Here are more tips in the comments: Don’t go out to eat ever. OK I don’t. My kids already hate me. Enough said. Don’t buy pop. Like I said, my kids hate me. Use coupons. Well, I tried to clip coupons. I’ve noticed that coupons tend to be for processed food, expensive foods, foods we would never eat, and 2-for-1 deals. So coupons never really help us. But I do make my grocery list around the items on sale in the grocery store weekly circular (I shop often enough to know whether or not it’s a “real” sale.) I also listen to the radio a lot and when an announcement says “meat sale right now at…” I check it out to see if it really is a good sale. See if your local deli or supermarket sells the lunch-meat ends. Ahhh, what? This must be a city thing, or our local deli owners are taking all this home for themselves. I have asked for bruised bananas though. Buy a bread machine at your Goodwill, and make your own bread. You’ll never go back. Well, this only works for those people in the family that don’t have an “allergy” to fresh baked breads. There honestly are those of us out here who can NOT eat fresh baked bread due to the yeast content. It is a trigger for migraine headaches. REAL migraine headaches, not those headaches that everyday people who have an ordinary headache have mistakenly begun to call every headache. Real doctor diagnosed and often food triggered migraines.

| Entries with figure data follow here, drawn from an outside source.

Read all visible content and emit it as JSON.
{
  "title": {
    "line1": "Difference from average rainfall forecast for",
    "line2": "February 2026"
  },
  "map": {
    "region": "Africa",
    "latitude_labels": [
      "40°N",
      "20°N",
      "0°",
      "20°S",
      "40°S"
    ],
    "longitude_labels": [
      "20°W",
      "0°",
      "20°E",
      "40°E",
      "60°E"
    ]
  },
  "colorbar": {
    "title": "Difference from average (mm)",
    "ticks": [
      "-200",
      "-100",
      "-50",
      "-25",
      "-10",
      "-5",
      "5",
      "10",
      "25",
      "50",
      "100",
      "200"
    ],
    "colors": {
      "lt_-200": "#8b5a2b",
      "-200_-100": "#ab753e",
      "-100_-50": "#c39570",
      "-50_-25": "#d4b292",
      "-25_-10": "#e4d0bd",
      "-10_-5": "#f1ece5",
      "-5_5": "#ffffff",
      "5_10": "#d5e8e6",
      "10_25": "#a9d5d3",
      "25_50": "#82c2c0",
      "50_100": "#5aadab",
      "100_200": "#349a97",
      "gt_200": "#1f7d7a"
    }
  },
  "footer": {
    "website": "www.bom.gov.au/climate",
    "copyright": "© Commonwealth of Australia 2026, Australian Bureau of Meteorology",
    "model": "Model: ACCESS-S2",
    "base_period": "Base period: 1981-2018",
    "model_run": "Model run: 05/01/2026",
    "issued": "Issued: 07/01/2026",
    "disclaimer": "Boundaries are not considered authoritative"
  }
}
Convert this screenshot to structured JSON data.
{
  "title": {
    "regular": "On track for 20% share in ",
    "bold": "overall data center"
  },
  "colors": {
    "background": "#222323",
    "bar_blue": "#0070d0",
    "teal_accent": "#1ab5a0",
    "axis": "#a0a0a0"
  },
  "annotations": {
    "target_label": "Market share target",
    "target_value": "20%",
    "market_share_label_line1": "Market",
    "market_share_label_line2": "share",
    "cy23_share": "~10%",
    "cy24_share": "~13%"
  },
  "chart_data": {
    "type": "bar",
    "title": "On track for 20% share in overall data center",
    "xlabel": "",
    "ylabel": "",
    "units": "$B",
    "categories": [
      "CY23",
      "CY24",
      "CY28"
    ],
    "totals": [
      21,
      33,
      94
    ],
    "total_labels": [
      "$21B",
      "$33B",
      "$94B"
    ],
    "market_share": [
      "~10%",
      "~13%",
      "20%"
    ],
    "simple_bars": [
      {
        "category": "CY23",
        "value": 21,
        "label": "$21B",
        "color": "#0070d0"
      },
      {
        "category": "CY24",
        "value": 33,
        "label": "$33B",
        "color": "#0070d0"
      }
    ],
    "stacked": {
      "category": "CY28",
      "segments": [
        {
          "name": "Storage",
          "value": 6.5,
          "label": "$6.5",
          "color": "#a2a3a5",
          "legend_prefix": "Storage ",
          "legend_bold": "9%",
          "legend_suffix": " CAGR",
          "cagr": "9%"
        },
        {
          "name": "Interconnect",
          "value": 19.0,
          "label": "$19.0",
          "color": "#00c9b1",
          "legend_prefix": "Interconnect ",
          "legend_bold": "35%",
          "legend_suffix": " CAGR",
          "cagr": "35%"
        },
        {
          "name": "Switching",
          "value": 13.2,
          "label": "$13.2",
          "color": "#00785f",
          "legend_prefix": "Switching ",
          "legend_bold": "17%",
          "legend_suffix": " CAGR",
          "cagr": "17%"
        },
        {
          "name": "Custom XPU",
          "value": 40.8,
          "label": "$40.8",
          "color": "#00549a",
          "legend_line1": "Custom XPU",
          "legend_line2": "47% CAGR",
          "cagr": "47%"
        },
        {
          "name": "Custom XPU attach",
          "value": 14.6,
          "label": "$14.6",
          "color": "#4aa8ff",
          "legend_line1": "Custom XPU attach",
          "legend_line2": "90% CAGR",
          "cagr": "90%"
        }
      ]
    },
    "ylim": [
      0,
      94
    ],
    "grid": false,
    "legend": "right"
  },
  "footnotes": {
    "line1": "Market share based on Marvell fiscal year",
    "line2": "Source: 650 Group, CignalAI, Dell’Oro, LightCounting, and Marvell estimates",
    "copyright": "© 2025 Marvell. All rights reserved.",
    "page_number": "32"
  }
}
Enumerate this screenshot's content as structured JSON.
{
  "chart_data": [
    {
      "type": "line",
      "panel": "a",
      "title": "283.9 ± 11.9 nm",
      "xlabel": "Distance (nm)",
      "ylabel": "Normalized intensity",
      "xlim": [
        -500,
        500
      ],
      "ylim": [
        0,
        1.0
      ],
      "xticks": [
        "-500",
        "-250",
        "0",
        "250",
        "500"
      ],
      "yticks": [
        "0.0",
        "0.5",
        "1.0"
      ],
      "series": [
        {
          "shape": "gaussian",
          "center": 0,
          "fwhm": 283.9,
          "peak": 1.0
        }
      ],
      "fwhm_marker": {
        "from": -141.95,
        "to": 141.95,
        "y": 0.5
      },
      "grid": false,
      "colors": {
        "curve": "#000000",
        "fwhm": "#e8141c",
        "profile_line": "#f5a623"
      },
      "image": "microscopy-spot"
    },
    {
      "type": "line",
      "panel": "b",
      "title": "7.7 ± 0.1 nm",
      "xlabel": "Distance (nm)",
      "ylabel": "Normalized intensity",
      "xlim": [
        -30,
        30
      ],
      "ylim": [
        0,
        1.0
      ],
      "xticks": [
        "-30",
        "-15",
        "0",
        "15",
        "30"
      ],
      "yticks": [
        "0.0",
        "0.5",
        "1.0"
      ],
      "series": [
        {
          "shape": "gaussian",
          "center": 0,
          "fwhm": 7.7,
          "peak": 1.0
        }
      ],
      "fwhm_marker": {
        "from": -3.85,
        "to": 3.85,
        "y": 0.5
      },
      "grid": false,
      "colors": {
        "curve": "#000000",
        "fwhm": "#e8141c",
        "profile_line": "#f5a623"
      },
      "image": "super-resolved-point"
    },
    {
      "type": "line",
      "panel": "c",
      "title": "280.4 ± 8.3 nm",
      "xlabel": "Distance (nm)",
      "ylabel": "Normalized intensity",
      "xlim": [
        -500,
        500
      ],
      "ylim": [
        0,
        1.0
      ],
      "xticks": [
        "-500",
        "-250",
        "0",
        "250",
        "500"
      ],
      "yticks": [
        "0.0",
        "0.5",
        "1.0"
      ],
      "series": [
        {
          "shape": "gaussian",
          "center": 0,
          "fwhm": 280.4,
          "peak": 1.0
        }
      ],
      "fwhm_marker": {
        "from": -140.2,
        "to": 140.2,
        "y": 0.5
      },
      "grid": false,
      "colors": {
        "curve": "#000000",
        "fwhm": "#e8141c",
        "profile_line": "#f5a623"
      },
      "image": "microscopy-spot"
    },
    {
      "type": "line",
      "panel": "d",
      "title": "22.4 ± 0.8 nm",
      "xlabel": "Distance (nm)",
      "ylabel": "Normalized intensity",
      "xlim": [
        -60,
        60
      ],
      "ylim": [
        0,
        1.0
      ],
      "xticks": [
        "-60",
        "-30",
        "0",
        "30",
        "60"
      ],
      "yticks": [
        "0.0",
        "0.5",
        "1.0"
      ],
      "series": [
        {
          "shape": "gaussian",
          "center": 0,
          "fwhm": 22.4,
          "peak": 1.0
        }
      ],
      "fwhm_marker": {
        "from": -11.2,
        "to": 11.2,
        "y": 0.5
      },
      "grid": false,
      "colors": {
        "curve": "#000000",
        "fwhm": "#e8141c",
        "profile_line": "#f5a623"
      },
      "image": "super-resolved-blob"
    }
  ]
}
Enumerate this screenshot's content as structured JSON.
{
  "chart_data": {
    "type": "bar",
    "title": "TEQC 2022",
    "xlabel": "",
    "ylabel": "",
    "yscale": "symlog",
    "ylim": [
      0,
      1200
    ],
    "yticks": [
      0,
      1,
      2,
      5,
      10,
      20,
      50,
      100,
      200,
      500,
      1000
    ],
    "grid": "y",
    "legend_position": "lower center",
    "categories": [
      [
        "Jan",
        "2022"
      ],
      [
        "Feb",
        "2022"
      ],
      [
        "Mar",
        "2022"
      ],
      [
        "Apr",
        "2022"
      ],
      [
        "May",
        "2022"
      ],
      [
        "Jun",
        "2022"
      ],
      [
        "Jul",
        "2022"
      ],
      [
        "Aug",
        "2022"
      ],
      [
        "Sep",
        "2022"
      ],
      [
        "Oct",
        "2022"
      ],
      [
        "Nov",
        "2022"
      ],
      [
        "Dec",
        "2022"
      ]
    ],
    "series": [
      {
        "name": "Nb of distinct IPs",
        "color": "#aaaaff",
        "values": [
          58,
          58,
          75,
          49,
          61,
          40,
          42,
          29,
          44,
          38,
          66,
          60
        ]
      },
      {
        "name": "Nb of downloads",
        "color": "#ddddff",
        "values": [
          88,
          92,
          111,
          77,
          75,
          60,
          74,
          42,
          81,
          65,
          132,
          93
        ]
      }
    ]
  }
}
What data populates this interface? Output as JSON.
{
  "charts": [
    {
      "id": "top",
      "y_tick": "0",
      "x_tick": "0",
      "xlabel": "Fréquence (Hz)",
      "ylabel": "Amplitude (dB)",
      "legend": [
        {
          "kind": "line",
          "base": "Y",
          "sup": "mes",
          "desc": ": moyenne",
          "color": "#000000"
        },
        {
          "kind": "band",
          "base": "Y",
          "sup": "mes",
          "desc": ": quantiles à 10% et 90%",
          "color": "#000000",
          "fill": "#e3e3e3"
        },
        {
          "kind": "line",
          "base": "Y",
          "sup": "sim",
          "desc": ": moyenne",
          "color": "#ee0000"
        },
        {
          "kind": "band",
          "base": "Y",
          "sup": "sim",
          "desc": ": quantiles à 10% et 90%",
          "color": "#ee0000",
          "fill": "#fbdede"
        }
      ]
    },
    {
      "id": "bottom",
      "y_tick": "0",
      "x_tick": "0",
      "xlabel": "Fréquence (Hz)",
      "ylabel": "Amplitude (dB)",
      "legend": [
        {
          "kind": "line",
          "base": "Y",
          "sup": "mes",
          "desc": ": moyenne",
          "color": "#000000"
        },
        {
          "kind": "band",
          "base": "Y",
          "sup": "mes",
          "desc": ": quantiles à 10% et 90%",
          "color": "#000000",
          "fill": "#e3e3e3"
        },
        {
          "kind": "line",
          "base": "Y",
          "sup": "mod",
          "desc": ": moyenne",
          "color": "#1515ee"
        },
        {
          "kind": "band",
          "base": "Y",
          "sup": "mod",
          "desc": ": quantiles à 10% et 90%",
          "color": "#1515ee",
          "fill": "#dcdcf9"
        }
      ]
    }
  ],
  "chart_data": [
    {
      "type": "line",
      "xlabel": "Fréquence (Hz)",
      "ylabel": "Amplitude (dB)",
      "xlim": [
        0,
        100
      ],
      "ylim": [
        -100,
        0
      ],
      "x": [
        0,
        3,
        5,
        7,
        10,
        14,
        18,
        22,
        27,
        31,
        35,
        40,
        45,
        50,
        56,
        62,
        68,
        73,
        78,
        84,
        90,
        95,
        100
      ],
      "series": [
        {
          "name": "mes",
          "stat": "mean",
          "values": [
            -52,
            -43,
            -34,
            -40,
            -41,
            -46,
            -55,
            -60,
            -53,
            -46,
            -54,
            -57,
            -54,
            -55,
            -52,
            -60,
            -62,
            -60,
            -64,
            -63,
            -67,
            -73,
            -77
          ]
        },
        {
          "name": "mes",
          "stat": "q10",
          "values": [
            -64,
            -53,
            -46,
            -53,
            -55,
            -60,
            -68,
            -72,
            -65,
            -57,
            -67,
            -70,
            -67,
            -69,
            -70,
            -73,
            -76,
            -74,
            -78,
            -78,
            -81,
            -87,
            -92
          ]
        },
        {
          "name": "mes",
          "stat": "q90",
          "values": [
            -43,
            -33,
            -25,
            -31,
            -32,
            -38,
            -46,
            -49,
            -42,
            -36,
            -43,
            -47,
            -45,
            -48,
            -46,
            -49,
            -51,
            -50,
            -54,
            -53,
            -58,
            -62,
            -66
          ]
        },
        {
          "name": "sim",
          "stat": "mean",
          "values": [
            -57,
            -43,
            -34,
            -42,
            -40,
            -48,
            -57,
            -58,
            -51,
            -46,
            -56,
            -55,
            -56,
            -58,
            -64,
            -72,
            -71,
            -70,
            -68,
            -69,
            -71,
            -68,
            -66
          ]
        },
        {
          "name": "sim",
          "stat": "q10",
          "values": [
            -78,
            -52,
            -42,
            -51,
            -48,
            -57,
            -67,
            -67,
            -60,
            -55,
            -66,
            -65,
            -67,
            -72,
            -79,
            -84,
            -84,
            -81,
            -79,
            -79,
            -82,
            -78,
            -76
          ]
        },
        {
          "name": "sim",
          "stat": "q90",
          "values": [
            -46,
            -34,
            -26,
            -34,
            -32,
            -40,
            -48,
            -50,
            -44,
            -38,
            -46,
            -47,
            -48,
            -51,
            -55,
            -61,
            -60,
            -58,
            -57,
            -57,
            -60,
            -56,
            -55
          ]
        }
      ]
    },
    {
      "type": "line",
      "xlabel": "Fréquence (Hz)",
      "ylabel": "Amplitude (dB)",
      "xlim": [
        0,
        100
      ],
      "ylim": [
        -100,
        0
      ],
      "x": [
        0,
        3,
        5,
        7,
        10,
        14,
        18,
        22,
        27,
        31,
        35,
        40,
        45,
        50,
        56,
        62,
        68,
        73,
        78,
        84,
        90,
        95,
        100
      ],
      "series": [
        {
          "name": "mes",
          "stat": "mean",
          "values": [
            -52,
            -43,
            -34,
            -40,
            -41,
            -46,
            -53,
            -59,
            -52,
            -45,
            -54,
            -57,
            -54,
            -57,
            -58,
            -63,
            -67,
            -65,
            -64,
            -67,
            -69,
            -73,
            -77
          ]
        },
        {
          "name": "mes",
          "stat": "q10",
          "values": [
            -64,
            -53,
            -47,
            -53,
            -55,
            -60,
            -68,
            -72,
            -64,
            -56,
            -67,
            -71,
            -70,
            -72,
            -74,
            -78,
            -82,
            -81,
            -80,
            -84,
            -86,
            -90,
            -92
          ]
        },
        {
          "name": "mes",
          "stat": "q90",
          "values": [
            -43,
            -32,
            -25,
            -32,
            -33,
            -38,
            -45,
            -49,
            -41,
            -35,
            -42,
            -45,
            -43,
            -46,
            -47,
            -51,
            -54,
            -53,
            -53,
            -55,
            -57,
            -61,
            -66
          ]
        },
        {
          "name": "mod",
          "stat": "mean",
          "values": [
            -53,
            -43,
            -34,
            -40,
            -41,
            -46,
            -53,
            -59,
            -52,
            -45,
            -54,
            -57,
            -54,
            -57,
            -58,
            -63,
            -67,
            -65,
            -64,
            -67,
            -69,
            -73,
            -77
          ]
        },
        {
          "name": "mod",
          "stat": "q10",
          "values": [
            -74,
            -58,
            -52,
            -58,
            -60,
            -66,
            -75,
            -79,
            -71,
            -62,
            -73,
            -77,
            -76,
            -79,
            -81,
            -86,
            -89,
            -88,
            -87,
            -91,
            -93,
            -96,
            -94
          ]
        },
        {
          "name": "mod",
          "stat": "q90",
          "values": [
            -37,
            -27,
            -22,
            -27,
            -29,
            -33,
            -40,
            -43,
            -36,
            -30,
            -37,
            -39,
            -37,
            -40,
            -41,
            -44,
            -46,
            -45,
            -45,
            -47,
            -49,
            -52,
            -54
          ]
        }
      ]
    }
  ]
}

I digress, back to more tips. Stop drinking orange juice. Seriously, just stop. The sugar in it is practically pure glucose… and it’s freaking expensive. MMmmm, I wonder how many people would do this. I had to though, as it is yet another migraine trigger. I can not have anything with citrus in it, not even as an additive. There went my Doritos. Well, that’s a combination of the additive and the fake cheese. Spices, oil, and tea? See if you have a grocery “outlet” like Amelia’s, Aldi’s, or any other “bents/bumps/bargains&overstocks” store. Ah, there it is. Now I know these people must be from a city somewhere, because I have never heard of any of these places and don’t know of an overstock store anywhere either. Braising cheap or “undesirable” cuts of meat. These include Boston butts/pork shoulder, brisket, shanks and even ribs. I must admit to not knowing a lot about meat or meat cuts, but I do know I splurged and bought brisket once. Yes, I called it splurging, because it was WAY expensive. So, I don’t know why that’s on the list. In my opinion nothing beef is affordable right now. WELL, the people in this article are calling eggs at $3 a dozen and a quart of cream at $5  cheap, which they are NOT, so now I know I’m poor.

My older brother and I had a conversation about all those articles on the internet about how to live cheaply, or how poor people could save money. In our humble opinions NONE of those articles were actually written by poor people. They were probably written by people with annual incomes of at least $80,000+ with one child and they think they are poor, or at least middle income. To me they are rich. If I ever had that much money I wouldn’t know what to do with it. One popular rule of thumb holds that anyone earning 25% more or 25% less than the median is within the middle class. By that metric, households earning between $38,954 and $64,924 are middle-class. Even if I had $30,000 I would try to do cartwheels! Being disabled and on a fixed income, my average annual income for the last 15 years has been $13,000. I want the people who write these articles to try to eat healthy on that. Actually, I want to shove their article down their throat and ask them how much it cost and if it was healthy.